The Triumph of the Telephone Poles
For the first time, New Jersey nabbed the top spot this year in terms of installing photovoltaic (PV) capacity, surpassing California, the country's longtime solar energy leader. Public Service Electric and Gas Co. (PSE&G), New Jersey's largest utility, has already built a hefty portion of that capacity and, by early 2013, will wrap up a four-year program to install 40 megawatts of power via telephone pole-mounted solar units. The distributed solar program, which will provide enough energy to power 6,500 homes, is the largest of its type worldwide.
"Everything we do connects straight to the distribution system," says Andrew Powers, program manager of Solar 4 All, PSE&G's program that aims to add 80 MW of solar electric generation capacity to its system by next year. The pole-mounted program will provide half of that goal with installations in more than 300 New Jersey towns that the utility serves.
The project initially aimed to put 200-watt panels on 200,000 poles, but as technology advanced, so did the power capacity of the panels. "We're now up to 245-watt panels, so we're looking at 180,000 poles to be utilized," Powers says.
Each panel is about 10 sq ft. "There's nothing special about the panel itself. You'd use the same kind of panel on a solar farm," Powers says.

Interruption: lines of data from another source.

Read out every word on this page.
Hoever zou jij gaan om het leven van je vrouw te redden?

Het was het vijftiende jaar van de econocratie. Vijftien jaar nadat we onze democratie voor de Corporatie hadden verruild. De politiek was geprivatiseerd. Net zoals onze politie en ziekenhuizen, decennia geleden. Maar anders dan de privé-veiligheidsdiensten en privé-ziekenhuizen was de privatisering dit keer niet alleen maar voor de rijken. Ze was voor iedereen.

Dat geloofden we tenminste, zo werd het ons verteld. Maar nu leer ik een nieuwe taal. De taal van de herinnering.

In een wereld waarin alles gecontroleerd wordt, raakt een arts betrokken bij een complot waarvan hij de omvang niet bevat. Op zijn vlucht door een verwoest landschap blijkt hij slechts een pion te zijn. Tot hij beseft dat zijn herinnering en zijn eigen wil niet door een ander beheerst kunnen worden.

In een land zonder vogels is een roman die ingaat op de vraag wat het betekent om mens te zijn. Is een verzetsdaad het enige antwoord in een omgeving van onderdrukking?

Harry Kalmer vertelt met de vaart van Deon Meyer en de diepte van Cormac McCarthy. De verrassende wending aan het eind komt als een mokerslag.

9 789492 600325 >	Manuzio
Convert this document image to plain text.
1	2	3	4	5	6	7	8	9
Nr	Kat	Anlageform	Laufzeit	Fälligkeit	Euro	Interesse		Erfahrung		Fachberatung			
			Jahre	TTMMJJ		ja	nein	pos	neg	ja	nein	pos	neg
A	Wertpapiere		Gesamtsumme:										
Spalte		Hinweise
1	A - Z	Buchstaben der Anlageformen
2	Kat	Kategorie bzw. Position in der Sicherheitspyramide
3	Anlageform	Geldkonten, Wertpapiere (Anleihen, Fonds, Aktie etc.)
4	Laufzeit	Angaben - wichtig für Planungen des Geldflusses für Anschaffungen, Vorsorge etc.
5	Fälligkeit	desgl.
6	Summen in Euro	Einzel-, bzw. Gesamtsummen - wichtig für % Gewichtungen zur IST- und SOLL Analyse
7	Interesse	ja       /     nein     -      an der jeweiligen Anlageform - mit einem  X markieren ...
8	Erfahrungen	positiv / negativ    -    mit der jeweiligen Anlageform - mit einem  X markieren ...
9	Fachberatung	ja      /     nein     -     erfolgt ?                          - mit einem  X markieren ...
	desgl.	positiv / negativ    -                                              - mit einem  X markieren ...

But it is the smart grid technology that enables the panels to work with the utility grid that is at the heart of the $275-million to $280-million project.
Developed by Petra Solar, South Plainfield, N.J., the wireless smart grid technology attaches to each panel, allowing the panel to communicate with the grid and be monitored, says Shihab Kuran, chief executive of Petra, which is also the designer and engineer of the PSE&G project.
The technology monitors energy output to the grid and can disconnect that output in the event of a problem, he says. Housed in a small "smart box," it works alongside a microinverter, energy monitor and grid voltage sensor to provide PSE&G constant feedback.
Off-grid, pole-mounted PVs have been in use for decades, used primarily by developing countries that have little, expensive, poor or no other power infrastructure. But Petra's system is the first to utilize grid-connected, pole-mounted technology, Kuran says.
Kuran, who conceived the PSE&G project, says the idea arose when he was reading statistics about the California market. "About 97% of the renewables projects in California were never built or significantly behind schedule or significantly above budget in 2007 and 2008," he says.
New Jersey was already progressive in solar power, but it could not match California's strength, largely because New Jersey is a more densely populated state with little undeveloped land, he says. "We don't have deserts here, and we needed very large deployment" for utility-scale programs, he adds. Land and labor costs in the state were also prohibitive.
But with a desire to boost his state's solar market standing, Kuran came up with the pole-mounted plan one day when the proverbial light bulb—or solar panel—lit up as he was staring out of his office window. He noticed the many utility poles within sight when it dawned on him: "We could do a utility-scale project without taking up utility-scale land."
When he first approached PSE&G, however, he was sent back to the drawing board. At that point "we only had the photovoltaic part, not the smart grid," Kuran says. Petra would have to meet a long list of criteria before anything could be attached to one of the utility's poles. This included designing a system that would stabilize and not disrupt the grid, and one that is "ruggedized" so that if a bucket truck bumped into it, "it wouldn't fall apart," Kuran says.
After months of R&D work, Petra developed the high-tech panel system—the first integration of solar and smart grid technology—and received the PSE&G contract. The technology won Petra two TechAmerica Foundation honors last year—the Clean Tech/Green Tech as well as Smart Grid & Smart Instruments awards. Greentech Media also named Kuran one of the "100 people you must know in smart grid in 2012."